Why Old Places Matter: How Historic Places Affect Our Identity and Well-Being
Thompson M. Mayes
Rowman & Littlefield, September 2018
Hardcover | 8-3/4 x 11-1/4 inches | 168 pages | 74 illustrations | English | ISBN: 978-1538117682 | $45.00
Why Old Places Matter is the only book that explores the reasons that old places matter to people. Although people often feel very deeply about the old places of their lives, they don’t have the words to express why. This book brings these ideas together in evocative language and with illustrative images for a broad audience.
The book reveals the fundamentally important yet under-recognized role old places play in our lives. While many people feel a deep-seated connection to old places — from those who love old houses, to the millions of tourists who are drawn to historic cities, to the pilgrims who flock to ancient sites throughout the world — few can articulate why. The book explores these deep attachments people have with old places –the feelings of belonging, continuity, stability, identity and memory, as well as the more traditional reasons that old places have been deemed by society to be important, such as history, national identity, and architecture.
This book will be appealing to anyone who has ever loved an old place. But more importantly, it will be an useful resource to articulate why old places are meaningful to people and their communities. This book will help people understand that the feeling many have for old places is supported by a wide variety of fields, and that the continued existence of these old places is good. It will give people the words and phrases to understand and express why old places matter.
A couple weeks ago I went on a press tour of the TWA Hotel, a restoration and reuse of Eero Saarinen’s TWA Flight Center at JFK Airport. The new hotel uses the old terminal as a lobby with lounge, restaurant, and shops, and it features two new wings with hotel rooms that flank the 1962 building. It is a masterful restoration, courtesy of Beyer Blinder Belle, and one that seems like an no-brainer; who, after all, would not want to see Saarinen’s building given a second life? But before it was landmarked by NYC in 1994, the terminal was far from beloved by the people who used it. The terminal was basically obsolete the moment it opened, having been designed for small supersonics rather than large wide-body jets; travelers were greeted by a terminal unable to accommodate the crowds and long lines. The terminal closed in 2001, was mothballed by the Port Authority, and was eventually transformed into a hotel 18 years later — a preservation success story.

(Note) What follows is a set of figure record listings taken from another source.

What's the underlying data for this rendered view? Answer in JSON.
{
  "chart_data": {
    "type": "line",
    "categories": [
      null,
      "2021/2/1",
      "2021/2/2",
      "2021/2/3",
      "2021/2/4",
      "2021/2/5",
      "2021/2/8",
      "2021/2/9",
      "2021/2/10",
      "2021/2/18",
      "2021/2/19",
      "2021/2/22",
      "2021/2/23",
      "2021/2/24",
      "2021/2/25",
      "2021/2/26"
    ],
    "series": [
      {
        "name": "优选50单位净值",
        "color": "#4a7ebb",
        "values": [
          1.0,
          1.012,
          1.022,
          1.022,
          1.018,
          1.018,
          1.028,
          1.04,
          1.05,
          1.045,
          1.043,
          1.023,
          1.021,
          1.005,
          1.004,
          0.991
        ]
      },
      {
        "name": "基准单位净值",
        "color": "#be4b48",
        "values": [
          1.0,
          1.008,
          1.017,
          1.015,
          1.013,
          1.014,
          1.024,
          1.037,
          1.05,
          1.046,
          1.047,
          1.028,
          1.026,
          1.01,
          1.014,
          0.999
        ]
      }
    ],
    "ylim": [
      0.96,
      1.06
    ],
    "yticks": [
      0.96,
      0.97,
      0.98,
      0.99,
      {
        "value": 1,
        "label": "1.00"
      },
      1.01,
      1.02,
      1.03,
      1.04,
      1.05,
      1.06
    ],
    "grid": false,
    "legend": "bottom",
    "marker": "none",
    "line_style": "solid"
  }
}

I’m bringing up the TWA Hotel in the context of Why Old Places Matter because one thought kept entering my mind when considering the saving and reusing of Saarinen’s building, regardless of the fact it was functionally deficient: it was built. The fact it existed meant its reuse had to be considered — in my mind at least. Its beauty made its preservation an obvious fact, but I think that just about any well-built building deserves to be saved, or at least have its reuse seriously considered. There are various reasons for this thought: reusing old buildings is sustainable, it maintains scale and historical continuity, and it gives architects a canvas against which new architecture can be designed. In the case of Lubrano Ciavarra Architects, who designed the curved wings of the TWA Hotel, they created a neutral backdrop for Saarinen’s bird-like creation. Whatever the case, I think the most interesting parts of cities — even airports — arise from the juxtaposition of old and new.

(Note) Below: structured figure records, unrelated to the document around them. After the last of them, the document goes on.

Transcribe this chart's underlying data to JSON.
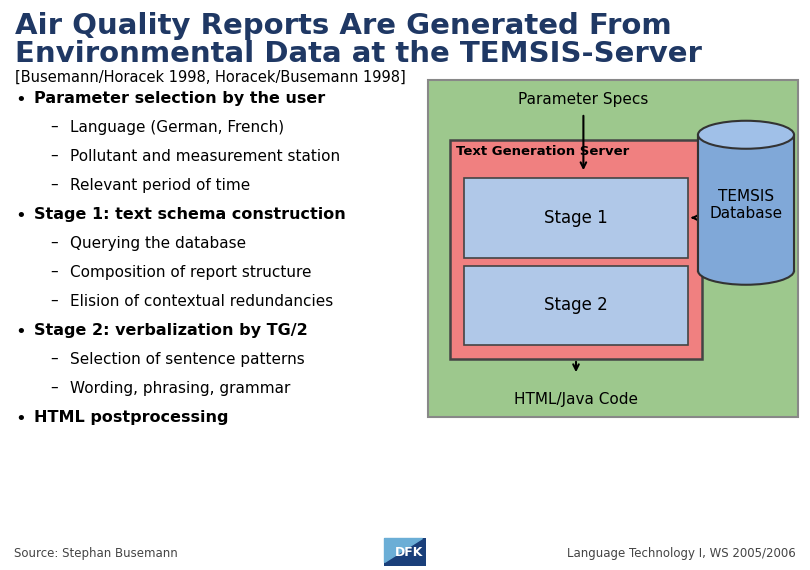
{
  "title_line1": "Air Quality Reports Are Generated From",
  "title_line2": "Environmental Data at the TEMSIS-Server",
  "subtitle": "[Busemann/Horacek 1998, Horacek/Busemann 1998]",
  "title_color": "#1F3864",
  "subtitle_color": "#000000",
  "bg_color": "#FFFFFF",
  "bullet_points": [
    {
      "level": 0,
      "bold": true,
      "text": "Parameter selection by the user"
    },
    {
      "level": 1,
      "bold": false,
      "text": "Language (German, French)"
    },
    {
      "level": 1,
      "bold": false,
      "text": "Pollutant and measurement station"
    },
    {
      "level": 1,
      "bold": false,
      "text": "Relevant period of time"
    },
    {
      "level": 0,
      "bold": true,
      "text": "Stage 1: text schema construction"
    },
    {
      "level": 1,
      "bold": false,
      "text": "Querying the database"
    },
    {
      "level": 1,
      "bold": false,
      "text": "Composition of report structure"
    },
    {
      "level": 1,
      "bold": false,
      "text": "Elision of contextual redundancies"
    },
    {
      "level": 0,
      "bold": true,
      "text": "Stage 2: verbalization by TG/2"
    },
    {
      "level": 1,
      "bold": false,
      "text": "Selection of sentence patterns"
    },
    {
      "level": 1,
      "bold": false,
      "text": "Wording, phrasing, grammar"
    },
    {
      "level": 0,
      "bold": true,
      "text": "HTML postprocessing"
    }
  ],
  "diagram": {
    "outer_box_color": "#9DC88D",
    "server_box_color": "#F08080",
    "stage_box_color": "#B0C8E8",
    "cylinder_body_color": "#80A8D8",
    "cylinder_top_color": "#A0C0E8",
    "param_specs_text": "Parameter Specs",
    "server_label": "Text Generation Server",
    "stage1_text": "Stage 1",
    "stage2_text": "Stage 2",
    "html_text": "HTML/Java Code",
    "temsis_text": "TEMSIS\nDatabase"
  },
  "footer_source": "Source: Stephan Busemann",
  "footer_course": "Language Technology I, WS 2005/2006"
}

Why Old Places Matter by Thompson Mayes, vice president of the National Trust for Historic Preservation, does an excellent job in defining and explaining more than a dozen reasons for preserving old buildings, be it a centuries-old house or a 50-year-old airline terminal. It consists of fourteen short essays between six and ten pages, each one arguing why old places matter: memory, beauty, history, architecture, sustainability, and so forth. Some of the arguments that batted around my head in regards to TWA were reiterated by Mayes. Such is the strength of his book: Although he references articles, books, and interviews that address the preservation of places, his book puts those words together into an accessible package that should aid people in understanding the value of preservation and explaining it to others. I could see it being used by people — citizens, not necessarily professionals — who want to protect this or that building or landscape but need help in articulating the why. Born from a six-month stay at the American Academy in Rome, Why Old Places Matter might be aimed at protecting old American places but its lessons are universal.

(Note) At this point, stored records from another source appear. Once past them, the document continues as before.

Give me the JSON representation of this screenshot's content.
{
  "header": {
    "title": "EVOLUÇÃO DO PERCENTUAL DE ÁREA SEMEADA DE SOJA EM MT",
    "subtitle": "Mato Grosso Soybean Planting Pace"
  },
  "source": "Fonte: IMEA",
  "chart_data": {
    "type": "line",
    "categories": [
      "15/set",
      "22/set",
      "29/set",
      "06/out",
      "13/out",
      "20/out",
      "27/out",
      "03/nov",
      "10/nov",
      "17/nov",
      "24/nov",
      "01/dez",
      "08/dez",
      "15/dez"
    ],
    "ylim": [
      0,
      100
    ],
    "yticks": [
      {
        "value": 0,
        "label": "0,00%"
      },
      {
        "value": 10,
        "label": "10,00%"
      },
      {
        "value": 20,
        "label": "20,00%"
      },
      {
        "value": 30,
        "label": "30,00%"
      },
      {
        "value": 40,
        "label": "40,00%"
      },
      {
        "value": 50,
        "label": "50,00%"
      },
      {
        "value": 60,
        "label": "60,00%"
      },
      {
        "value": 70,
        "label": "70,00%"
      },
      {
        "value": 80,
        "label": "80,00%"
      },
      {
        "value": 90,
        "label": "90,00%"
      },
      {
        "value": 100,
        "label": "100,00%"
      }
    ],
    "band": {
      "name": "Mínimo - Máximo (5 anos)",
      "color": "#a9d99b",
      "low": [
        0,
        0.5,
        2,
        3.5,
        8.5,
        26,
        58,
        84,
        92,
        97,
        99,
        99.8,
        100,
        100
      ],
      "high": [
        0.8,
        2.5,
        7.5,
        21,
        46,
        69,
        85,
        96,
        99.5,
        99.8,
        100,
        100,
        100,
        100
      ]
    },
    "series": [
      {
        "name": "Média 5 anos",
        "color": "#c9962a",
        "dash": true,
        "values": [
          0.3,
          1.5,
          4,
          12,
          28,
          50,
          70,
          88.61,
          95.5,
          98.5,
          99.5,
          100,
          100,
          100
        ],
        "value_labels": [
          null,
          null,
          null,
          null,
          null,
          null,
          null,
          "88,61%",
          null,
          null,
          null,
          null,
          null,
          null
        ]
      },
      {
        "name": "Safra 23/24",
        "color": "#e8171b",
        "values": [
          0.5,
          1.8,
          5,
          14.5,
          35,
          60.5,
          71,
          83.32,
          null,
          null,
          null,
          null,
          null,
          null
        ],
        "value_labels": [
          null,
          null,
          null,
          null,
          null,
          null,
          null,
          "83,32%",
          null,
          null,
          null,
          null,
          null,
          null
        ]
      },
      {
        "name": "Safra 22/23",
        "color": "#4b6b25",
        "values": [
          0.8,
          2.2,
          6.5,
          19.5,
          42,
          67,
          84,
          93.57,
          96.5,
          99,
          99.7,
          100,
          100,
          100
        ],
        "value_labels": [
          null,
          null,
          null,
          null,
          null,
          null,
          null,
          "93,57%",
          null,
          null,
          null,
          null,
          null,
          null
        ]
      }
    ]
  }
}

Thompson McCord Mayes, vice president and senior counsel at the National Trust for Historic Preservation, has spent his professional career preserving old places. In 2013, Tom was awarded the National Endowment for the Arts Rome Prize in Historic Preservation by the American Academy in Rome, and subsequently spent a six-month residency in Rome as a Fellow of the Academy. The essays that are collected in this publication came about as a result of that experience.